Brown house spider classification
The Brown house spider belongs to the genus Steatoda in the family Theridiidae. Its scientific name is Steatoda grossa. The genus Steatoda contains 122 recognized spider species. The False katipo spider (Steatoda capensis), the Western bud spider (Steatoda hespera) and the Triangulate cobweb spider (Steatoda triangulosa) are a few examples of close Brown house spider relatives.

Brown house spider name
The Brown house spider is also called Cupboard spider and Dark comb-footed spider. Since it is one of several spider species that people tend to confuse with the infamous Black widow spider, it is sometimes referred to as False black widow spider; and epithet that it shares with many other American spider species.

Brown house spider range and habitat
The Brown house spider is found in many different parts of the world, including Europe, North America, Australia and New Zealand. In the wild, the Brown house spider will typically create its web under rocks and among timber. It derives its name from its fondness of man made constructions and Brown house spider webs are often found in dark and generally undisturbed parts of humans dwellings, such as garages, tool sheds, behind furniture etcetera. 

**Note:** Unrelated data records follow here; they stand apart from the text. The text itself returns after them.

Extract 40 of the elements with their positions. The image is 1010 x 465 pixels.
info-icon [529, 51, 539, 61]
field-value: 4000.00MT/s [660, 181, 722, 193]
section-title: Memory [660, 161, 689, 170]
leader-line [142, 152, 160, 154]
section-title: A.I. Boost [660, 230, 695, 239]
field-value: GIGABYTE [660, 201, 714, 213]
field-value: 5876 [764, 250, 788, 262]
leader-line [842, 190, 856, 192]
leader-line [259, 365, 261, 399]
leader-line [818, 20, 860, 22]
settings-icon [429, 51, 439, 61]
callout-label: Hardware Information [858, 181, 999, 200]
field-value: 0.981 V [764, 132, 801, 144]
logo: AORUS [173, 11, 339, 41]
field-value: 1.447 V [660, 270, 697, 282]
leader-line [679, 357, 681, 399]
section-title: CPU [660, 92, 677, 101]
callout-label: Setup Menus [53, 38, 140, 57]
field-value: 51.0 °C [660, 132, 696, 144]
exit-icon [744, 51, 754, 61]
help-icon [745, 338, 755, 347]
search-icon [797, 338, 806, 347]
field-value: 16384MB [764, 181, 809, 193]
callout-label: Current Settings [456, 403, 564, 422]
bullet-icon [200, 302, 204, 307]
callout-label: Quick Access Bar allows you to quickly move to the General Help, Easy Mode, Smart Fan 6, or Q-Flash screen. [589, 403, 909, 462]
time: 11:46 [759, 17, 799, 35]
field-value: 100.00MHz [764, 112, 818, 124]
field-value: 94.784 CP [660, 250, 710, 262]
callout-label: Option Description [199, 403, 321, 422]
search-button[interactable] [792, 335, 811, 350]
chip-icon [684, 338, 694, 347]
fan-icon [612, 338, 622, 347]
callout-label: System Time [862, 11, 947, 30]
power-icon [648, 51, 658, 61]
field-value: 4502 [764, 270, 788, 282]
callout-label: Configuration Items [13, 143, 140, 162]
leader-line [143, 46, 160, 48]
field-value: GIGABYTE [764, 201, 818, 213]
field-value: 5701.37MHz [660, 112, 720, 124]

Brown house spider description
The female Brown house spider reaches a size of 6-10.5 millimetres as an adult. The male is smaller and will typically stay between 4.1 and 7.2 millimetres. He is also more slender than the female Brown house spider. The female spider has a bulbous abdomen. Both sexes display a dark coloration. The shade can be black or brown-purple and the body is decorated with light coloured markings. You can easily tell the difference between the Brown house spider and the Black widow spider, since the Black widow spider have a red hourglass shaped marking.

Brown house spider bite
The Brown house spider is not an aggressive species and humans are never considered prey. It is theoretically possible for a Brown house spider to confuse a human finger for prey if you put your finger in its web, but in reality humans are typically perceived as too large and the Brown house spider will flee rather than bite. Most Brown house spider bites occur when the spider is unable to escape, e.g. when it is squeezed by human hand. The Brown house spider does not have sharp eyes and it will instead depend on vibrations when orienting itself.  

The Brown house spider bite is rarely dangerous to humans. Common symptoms include blisters around the bitten area, minor skin lesions and light general discomfort. There are a few instances where more serious symptoms have developed. First aid and medical attention is usually not required, but if you develop severe symptoms or if the symptoms persist, it is naturally always advisable to contact a health professional. If you experience pain or swelling, you can place a cold pack over the wound to decrease the discomfort. There are two reported instances where Red-back spider (Latrodectus hasselti) antivenom has been successful when treating Brown house spider bite symptoms.